PIZZA HACKER + MOONLIGHT DEATH AND TAXES
“Pizza and beer is typically a no-brainer pairing, but often most choose an IPA, pale ale, or lager to go with their cheesy slice. Moonlight’s Mooonlight’s Death and Taxes (www.moonlightbrewing.com) is a dark lager — but its roasty, crisp and malty flavors lends itself perfectly to the olive oil and salt-covered crust and smoky essence of the Pizza Hacker’s (www.thepizzahacker.com) pies. Jeff, the nominal Pizza Hacker and self-described “occasional Pazi (Pizza nazi)”, has built a custom-made portable wood fired brick oven called the FrankenWeber. He wheels it up outside bar or brewery, assembles, and bakes fresh pizzas on the sidewalk. His sauce is from organic heirloom tomatoes and he uses a method pioneered by Tartine for kneading the dough. Best tasted with a full bodied, flavorful pint of brew!

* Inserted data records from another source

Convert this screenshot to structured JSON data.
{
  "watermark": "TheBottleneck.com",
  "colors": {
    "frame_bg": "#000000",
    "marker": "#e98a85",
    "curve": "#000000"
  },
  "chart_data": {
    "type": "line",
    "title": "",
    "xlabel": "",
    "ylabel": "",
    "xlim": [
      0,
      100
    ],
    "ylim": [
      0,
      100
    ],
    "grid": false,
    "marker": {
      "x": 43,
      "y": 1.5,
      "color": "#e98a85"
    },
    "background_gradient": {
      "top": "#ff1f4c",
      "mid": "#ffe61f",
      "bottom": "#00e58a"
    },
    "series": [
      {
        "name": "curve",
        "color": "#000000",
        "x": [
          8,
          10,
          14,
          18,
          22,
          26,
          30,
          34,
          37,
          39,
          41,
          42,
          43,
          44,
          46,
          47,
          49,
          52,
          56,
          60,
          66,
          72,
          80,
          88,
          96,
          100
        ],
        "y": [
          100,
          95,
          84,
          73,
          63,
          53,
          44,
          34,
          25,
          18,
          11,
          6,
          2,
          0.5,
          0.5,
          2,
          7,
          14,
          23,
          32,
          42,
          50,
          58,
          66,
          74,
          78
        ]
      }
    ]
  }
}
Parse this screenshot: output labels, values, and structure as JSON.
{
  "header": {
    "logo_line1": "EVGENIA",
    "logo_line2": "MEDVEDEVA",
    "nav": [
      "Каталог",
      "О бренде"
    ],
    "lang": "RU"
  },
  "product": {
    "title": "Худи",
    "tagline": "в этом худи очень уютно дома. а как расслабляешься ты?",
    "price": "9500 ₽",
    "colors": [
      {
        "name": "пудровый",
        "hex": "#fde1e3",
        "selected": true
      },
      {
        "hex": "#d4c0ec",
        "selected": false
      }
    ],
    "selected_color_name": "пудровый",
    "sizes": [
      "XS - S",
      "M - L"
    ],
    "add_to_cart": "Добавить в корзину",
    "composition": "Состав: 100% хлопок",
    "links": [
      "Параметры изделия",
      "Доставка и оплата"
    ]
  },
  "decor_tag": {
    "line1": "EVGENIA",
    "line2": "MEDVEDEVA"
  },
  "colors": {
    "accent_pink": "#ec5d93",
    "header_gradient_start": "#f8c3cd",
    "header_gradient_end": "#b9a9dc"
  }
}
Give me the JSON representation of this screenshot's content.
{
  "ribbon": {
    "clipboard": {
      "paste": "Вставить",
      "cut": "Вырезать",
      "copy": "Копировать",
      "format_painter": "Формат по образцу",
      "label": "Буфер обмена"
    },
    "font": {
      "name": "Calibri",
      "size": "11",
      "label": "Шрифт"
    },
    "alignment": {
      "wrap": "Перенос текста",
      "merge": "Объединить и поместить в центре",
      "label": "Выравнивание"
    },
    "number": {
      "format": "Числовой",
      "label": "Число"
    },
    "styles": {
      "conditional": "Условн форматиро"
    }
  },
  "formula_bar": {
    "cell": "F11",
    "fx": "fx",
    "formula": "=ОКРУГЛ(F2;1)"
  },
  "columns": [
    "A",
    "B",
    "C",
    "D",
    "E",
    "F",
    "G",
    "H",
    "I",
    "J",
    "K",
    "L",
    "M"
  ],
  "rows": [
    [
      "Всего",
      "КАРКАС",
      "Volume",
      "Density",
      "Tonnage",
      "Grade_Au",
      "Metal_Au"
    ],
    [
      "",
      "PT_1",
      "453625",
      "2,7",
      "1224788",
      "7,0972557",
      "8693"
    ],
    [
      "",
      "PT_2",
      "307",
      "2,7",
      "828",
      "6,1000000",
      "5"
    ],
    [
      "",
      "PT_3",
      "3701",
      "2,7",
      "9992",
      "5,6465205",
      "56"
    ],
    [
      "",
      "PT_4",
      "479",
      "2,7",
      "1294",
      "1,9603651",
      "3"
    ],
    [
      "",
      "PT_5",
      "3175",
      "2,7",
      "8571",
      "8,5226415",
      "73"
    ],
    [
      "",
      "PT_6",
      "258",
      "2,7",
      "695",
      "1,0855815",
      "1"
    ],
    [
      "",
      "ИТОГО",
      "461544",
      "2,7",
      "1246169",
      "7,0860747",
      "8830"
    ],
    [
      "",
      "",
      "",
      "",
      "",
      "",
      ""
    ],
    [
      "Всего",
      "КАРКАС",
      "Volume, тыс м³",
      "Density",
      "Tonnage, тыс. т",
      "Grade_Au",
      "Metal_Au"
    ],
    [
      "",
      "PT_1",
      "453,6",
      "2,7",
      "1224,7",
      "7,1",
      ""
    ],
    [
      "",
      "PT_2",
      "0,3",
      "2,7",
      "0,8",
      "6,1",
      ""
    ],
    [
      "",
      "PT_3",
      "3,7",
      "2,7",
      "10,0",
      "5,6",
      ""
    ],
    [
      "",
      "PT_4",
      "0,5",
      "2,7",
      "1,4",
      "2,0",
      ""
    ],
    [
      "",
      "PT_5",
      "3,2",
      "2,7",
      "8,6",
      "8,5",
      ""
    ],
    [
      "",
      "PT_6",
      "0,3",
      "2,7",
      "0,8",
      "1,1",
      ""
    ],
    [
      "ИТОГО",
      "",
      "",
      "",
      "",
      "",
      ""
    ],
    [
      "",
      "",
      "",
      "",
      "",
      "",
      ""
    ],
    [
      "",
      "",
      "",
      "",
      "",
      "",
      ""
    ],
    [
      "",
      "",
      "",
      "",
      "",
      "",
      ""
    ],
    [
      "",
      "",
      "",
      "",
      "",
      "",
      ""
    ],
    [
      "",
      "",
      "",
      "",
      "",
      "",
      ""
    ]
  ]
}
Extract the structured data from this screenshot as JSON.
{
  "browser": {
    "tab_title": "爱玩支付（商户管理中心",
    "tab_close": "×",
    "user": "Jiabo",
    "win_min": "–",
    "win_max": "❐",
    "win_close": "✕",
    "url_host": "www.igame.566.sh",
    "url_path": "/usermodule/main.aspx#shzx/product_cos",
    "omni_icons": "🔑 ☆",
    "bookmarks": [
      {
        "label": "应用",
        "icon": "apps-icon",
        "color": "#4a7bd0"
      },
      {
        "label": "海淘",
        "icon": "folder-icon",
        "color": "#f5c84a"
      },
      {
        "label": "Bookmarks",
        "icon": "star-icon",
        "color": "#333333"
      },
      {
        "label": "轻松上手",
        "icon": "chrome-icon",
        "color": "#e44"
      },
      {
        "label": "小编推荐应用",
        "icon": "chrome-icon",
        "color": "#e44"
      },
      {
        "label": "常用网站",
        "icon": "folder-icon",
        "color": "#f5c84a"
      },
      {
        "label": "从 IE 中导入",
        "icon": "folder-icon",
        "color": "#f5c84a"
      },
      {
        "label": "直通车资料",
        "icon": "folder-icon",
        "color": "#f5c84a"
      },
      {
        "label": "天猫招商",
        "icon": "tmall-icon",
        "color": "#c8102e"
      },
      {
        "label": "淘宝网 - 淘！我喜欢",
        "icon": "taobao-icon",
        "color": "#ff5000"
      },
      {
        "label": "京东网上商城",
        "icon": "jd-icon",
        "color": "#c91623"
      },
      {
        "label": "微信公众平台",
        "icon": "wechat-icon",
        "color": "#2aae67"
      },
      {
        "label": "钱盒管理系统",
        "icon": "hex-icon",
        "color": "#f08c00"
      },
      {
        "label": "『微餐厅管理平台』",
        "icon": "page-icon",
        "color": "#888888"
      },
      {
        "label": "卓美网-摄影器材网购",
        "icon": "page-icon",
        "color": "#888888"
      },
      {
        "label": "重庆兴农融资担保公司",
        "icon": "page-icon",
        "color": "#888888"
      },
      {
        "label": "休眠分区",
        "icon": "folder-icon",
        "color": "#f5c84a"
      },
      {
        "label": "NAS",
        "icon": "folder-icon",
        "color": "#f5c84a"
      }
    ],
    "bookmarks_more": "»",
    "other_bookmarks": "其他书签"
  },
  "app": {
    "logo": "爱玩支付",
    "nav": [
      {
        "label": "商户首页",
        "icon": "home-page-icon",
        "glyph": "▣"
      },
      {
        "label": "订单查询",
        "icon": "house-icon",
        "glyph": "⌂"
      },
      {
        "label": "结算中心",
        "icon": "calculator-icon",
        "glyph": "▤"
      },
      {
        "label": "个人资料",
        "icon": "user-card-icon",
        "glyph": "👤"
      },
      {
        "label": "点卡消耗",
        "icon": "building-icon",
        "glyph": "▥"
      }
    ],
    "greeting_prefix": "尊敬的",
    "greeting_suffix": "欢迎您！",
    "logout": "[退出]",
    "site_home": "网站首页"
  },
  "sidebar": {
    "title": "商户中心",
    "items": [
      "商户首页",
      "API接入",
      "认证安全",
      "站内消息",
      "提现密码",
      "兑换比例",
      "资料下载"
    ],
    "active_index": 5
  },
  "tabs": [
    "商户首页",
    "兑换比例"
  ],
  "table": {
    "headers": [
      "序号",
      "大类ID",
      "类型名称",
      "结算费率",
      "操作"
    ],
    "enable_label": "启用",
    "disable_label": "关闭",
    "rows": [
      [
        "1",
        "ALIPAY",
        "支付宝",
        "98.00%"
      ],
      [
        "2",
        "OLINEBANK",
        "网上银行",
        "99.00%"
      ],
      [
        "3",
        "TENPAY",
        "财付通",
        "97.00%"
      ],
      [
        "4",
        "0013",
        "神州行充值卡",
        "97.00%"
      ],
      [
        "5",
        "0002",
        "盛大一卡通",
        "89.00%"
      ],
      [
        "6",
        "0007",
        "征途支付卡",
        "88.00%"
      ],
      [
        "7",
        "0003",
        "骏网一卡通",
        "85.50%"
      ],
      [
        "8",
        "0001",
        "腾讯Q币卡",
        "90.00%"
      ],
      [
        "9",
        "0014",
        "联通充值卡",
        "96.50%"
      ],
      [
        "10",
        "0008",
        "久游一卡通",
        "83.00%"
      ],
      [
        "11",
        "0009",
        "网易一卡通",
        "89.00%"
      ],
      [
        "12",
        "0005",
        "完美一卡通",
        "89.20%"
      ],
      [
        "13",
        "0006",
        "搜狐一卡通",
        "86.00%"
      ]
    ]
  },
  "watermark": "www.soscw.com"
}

MAGIC CURRY KART + ALMANAC SUMMER 2010
Almanac’s Summer 2010 Belgian golden (www.almanacbeer.com) is made with blackberries and aged in red wine oak barrels for 11 months. Brian Kimball of Magic Curry Kart (www.magiccurrykart.com) wheels around two burners and two rice cookers on his bike, and whips up the most incredibly Thai-influenced curries in front of you with amazing precision. The ingredients are fresh and the spices are delicious. Almanac’s golden ale will add a nice fruity finish to the spicy and flavorful red or green curry. With an eight percent alcohol count and naturally carbonated in the bottle, Summer 2010 will refresh your palette after every sip without overpowering it, enabling new tastes in every luscious bite of curry. Cheers!